Au reste, l'Angleterre, l'Espagne et la France peuvent se disputer tant qu'on voudra l'invention de ces romans de chevalerie et de féerie: ce qui en fait le grand intérêt pour nous n'appartient ni à l'une ni à l'autre; toutes trois ont fourni matière à ce qu'ils ont d'historique et d'héroïque; toutes trois y ont pour ainsi dire établi les premiers fondements et les bases du merveilleux; mais l'Italie a sur toutes les trois l'avantage d'avoir donné la première à ces romans une existence durable par les formes épiques dont elle les a revêtus, par les nouveaux trésors de l'imagination qu'elle a su y répandre, et par toutes les richesses de style d'une langue poétique et fixée.
Des deux premières branches de romans dont nous avons parlé, on ne peut nier que celle des romans français n'ait sur l'autre un grand avantage; les douze Pairs de Charlemagne, armés pour délivrer la France et l'Europe de la tyrannie des Sarrasins, sont plus intéressants que les chevaliers d'Arthur, cherchant le saint Graal, c'est-à-dire, le plat ou l'écuelle dans laquelle J.-C. avait mangé, et dont avait hérité Joseph d'Arimathie; courant, pour la conquérir, les plus périlleuses aventures, et finissant par se faire moines ou ermites.

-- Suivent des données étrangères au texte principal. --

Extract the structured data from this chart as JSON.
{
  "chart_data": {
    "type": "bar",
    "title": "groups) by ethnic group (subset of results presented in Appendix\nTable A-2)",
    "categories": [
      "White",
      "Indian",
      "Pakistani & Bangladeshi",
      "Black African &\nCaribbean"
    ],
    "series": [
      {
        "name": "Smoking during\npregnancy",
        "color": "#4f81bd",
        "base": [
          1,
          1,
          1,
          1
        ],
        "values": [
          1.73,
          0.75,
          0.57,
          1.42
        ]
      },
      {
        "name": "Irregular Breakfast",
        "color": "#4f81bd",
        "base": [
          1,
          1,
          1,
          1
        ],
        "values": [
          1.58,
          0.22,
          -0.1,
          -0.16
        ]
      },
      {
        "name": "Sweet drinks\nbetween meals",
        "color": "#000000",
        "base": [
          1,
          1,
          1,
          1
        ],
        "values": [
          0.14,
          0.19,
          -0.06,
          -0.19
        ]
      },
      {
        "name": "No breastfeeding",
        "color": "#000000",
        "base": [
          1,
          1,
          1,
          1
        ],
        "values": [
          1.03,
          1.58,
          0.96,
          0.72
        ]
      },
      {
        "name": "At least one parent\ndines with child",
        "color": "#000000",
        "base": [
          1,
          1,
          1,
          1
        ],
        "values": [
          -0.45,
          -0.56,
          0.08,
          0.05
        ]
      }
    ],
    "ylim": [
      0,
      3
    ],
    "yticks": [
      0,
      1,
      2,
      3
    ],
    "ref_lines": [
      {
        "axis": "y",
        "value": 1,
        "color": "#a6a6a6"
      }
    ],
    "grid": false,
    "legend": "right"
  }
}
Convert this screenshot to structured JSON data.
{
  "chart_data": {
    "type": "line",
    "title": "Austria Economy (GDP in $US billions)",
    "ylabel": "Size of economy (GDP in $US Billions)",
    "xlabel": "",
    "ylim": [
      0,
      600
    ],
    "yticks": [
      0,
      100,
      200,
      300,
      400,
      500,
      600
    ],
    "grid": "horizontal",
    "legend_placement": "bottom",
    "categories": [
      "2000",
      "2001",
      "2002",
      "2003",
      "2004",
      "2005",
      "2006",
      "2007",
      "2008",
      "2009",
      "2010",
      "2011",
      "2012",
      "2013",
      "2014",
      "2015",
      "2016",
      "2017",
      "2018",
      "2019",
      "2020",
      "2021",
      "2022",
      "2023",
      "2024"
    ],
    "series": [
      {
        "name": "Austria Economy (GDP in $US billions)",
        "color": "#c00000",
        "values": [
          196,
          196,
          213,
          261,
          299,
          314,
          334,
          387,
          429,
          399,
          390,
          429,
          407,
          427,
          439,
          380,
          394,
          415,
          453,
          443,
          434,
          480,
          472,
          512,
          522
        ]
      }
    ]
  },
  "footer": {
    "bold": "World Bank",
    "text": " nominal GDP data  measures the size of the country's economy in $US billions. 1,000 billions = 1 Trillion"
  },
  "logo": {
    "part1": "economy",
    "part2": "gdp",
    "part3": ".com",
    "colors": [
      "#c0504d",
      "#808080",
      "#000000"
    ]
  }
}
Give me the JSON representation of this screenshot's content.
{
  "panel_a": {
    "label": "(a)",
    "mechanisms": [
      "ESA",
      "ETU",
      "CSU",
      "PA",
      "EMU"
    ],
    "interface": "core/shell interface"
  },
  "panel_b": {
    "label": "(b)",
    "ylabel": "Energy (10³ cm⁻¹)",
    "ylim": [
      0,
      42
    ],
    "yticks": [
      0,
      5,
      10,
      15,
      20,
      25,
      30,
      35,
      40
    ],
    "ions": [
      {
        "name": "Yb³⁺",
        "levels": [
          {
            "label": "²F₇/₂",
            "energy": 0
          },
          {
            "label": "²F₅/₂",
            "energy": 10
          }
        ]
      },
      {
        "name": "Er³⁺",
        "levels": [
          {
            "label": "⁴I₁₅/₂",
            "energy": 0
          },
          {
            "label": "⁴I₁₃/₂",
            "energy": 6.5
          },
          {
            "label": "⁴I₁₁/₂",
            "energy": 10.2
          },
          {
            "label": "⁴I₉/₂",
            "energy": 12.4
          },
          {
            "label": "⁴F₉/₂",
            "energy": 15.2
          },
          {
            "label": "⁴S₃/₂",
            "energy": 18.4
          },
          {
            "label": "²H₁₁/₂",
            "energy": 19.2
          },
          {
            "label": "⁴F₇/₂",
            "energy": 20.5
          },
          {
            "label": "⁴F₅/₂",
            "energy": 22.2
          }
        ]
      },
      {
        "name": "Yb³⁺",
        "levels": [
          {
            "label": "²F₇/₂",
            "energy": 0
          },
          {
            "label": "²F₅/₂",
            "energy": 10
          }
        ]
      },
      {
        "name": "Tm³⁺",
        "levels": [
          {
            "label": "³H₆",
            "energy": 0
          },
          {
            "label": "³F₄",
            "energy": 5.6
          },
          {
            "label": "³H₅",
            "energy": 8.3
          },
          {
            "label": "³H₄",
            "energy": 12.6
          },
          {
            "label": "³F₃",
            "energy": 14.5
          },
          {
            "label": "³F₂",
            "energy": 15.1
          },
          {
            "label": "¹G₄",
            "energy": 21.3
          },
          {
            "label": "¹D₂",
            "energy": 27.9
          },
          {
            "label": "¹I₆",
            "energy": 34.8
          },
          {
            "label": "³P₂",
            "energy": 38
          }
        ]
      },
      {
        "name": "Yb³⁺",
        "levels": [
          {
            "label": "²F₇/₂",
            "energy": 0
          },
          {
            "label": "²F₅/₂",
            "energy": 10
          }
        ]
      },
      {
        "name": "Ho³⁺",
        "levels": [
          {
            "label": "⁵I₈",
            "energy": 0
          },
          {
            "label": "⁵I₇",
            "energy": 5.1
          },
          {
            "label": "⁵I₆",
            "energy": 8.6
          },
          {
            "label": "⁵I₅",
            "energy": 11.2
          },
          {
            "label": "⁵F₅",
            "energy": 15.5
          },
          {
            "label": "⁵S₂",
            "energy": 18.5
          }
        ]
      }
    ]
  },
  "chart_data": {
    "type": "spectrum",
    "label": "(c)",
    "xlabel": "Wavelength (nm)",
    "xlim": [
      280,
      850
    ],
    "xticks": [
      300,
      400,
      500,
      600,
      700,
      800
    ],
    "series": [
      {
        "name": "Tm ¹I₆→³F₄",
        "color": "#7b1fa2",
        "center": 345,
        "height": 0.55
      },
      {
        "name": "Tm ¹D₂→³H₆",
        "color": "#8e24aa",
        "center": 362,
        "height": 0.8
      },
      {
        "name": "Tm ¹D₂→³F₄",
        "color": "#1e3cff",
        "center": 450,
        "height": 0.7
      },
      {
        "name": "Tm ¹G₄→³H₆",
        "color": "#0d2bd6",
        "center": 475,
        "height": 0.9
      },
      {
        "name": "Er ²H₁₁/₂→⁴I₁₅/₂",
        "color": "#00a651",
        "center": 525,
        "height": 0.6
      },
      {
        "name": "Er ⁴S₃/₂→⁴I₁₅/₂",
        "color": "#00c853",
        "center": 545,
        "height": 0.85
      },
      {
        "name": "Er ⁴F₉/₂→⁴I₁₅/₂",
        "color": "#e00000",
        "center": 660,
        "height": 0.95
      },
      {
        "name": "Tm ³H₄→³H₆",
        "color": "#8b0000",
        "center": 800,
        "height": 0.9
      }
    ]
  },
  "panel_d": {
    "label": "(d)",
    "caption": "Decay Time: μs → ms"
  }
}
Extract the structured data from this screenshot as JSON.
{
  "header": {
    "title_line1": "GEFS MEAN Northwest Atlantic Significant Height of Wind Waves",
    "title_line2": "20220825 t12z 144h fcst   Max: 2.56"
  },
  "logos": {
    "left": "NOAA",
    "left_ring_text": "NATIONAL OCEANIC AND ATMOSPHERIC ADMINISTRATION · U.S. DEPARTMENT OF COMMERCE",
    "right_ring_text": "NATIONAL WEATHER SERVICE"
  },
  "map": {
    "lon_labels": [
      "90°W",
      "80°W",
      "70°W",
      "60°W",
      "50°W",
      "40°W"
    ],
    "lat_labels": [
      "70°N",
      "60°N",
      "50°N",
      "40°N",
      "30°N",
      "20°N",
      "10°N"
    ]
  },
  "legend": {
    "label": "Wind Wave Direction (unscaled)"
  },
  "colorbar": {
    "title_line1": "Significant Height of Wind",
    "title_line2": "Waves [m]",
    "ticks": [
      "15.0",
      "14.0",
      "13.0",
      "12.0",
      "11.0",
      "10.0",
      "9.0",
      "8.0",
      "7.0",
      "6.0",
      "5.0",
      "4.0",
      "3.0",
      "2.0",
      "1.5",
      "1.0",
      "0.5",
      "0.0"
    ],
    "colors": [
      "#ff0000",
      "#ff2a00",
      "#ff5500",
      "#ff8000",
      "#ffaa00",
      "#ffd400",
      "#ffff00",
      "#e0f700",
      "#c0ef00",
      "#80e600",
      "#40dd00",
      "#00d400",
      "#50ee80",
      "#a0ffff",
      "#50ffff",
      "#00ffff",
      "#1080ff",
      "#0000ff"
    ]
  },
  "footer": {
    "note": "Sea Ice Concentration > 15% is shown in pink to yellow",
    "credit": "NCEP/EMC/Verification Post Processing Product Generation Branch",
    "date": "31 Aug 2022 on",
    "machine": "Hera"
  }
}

Il est vrai que si les travaux des chevaliers de la Table ronde et ceux des douze Pairs se ressemblent si peu par leur objet, les chevaliers des deux ordres se ressemblent beaucoup par leur vaillance, leur galanterie et leurs exploits; et que les premiers auteurs de ces romans y ont à peu près également répandu le merveilleux de la féerie et l'intérêt des épisodes d'amour. Il faut pourtant que la fable de Charlemagne ait eu un attrait plus puissant que celle du roi Arthur, sur les imaginations italiennes, puisque les connaissant toutes deux par d'anciennes traductions, elles s'exercèrent long-temps sur Charlemagne et sur le brave Roland, avant de s'occuper de Lancelot, de Gyron le Courtois, et de quelques autres chevaliers de la Table ronde.
Roland, et les autres paladins, devinrent nationaux, ou du moins populaires, en Italie, autant qu'ils l'étaient en France même. Les poëtes se piquèrent d'enchérir les uns sur les outres, et il y eut une sorte d'émulation à qui attribuerait à cet invincible Roland les exploits et les aventures les plus extraordinaires. Il fut l'Hercule moderne sur qui l'on accumula des merveilles qui auraient suffi pour vingt autres héros. Il subit le sort assez commun aux personnages célèbres, d'être chanté par des poëtes qui ne méritaient pas tous d'être les échos de sa gloire; mais après avoir amusé le peuple par des récits grossiers, dont les auteurs mêmes sont inconnus, il eut dans le Pulci et dans le Bojardo des chantres plus dignes de lui; et lorsqu'il fut enfin célébré par le grand Arioste, quand l'Homère de Ferrare eut réuni à tous les charmes des fictions romanesques, la noblesse et l'éclat de la trompette épique, le nom de Roland n'eut plus rien à envier à celui d'Achille.
Mais avant que nous puissions voir le génie épique italien dans ce dernier développement de sa richesse, il faut revenir sur nos pas, examiner avec quelque attention quelles avaient été ses premières tentatives et quels furent ses progrès, avant que le Roland furieux se fût placé dans l'épopée romanesque, comme un terme au-delà duquel il a été défendu au génie moderne de s'élancer.